Construction projects often follow a strict timeline. This timeline is agreed upon by the contractor and the client. As such, it is important that the contractor delivers within the given timeframe. To ensure this, contractors often expedite procurement requests. They may also ask construction workers to render overtime hours to complete everything. When moving quickly to meet the timeline, contractors still need to ensure that the building is high quality. This is where structural analysis engineers come in.
Structural analysis engineers handle the quality testing of materials and structures. They test the durability of materials and ensure that each building is made within quality standards. They also ensure that structures meet the client's requirements. While it is easiest to visualize what a structural analysis engineer does in a construction setting, they may also work in laboratories, manufacturing firms, or production plants. The same principle goes into their work in those areas; they test the equipment or the products to ensure that they are of the utmost quality.

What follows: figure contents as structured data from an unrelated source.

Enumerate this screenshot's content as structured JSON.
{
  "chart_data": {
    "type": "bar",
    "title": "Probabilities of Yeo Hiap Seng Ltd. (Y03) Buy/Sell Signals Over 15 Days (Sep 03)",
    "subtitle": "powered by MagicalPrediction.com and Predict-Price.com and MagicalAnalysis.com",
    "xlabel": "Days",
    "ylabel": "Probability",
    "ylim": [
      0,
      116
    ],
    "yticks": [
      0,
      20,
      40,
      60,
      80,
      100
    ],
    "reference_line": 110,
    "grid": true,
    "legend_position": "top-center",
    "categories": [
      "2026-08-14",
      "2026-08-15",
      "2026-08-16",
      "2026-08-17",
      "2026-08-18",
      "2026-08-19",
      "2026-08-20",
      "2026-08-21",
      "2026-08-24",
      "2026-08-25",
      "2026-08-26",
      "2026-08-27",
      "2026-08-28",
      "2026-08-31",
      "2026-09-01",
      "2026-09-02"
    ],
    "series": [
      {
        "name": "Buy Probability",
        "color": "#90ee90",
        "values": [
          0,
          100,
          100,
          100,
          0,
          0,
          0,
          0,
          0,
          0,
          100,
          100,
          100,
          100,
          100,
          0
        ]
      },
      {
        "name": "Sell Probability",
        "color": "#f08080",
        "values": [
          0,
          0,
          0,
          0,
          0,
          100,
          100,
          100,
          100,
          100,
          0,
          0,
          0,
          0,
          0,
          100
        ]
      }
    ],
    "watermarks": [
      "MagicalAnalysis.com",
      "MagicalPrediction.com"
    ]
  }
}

If you are interested in upholding quality standards and you can work well under pressure, this is a good career for you. In this role, you should also be able to work with people from all walks of life. You should also be able to exercise fair judgment and integrity.
There is more than meets the eye when it comes to being a structural analysis engineer. For example, did you know that they make an average of $40.01 an hour? That's $83,213 a year!
Between 2018 and 2028, the career is expected to grow 2% and produce 1,100 job opportunities across the U.S.
There are certain skills that many structural analysis engineers have in order to accomplish their responsibilities. By taking a look through resumes, we were able to narrow down the most common skills for a person in this position. We discovered that a lot of resumes listed analytical skills, business skills and writing skills.
When it comes to the most important skills required to be a structural analysis engineer, we found that a lot of resumes listed 22.6% of structural analysis engineers included structural analysis, while 7.6% of resumes included finite element analysis, and 7.1% of resumes included analysis tools. Hard skills like these are helpful to have when it comes to performing essential job responsibilities.
When it comes to searching for a job, many search for a key term or phrase. Instead, it might be more helpful to search by industry, as you might be missing jobs that you never thought about in industries that you didn't even think offered positions related to the structural analysis engineer job title. But what industry to start with? Most structural analysis engineers actually find jobs in the technology and manufacturing industries.
If you're interested in becoming a structural analysis engineer, one of the first things to consider is how much education you need. We've determined that 70.4% of structural analysis engineers have a bachelor's degree. In terms of higher education levels, we found that 22.8% of structural analysis engineers have master's degrees. Even though most structural analysis engineers have a college degree, it's impossible to become one with only a high school degree or GED.
Choosing the right major is always an important step when researching how to become a structural analysis engineer. When we researched the most common majors for a structural analysis engineer, we found that they most commonly earn bachelor's degree degrees or master's degree degrees. Other degrees that we often see on structural analysis engineer resumes include associate degree degrees or doctoral degree degrees.
You may find that experience in other jobs will help you become a structural analysis engineer. In fact, many structural analysis engineer jobs require experience in a role such as stress engineer. Meanwhile, many structural analysis engineers also have previous career experience in roles such as design engineer or research assistant.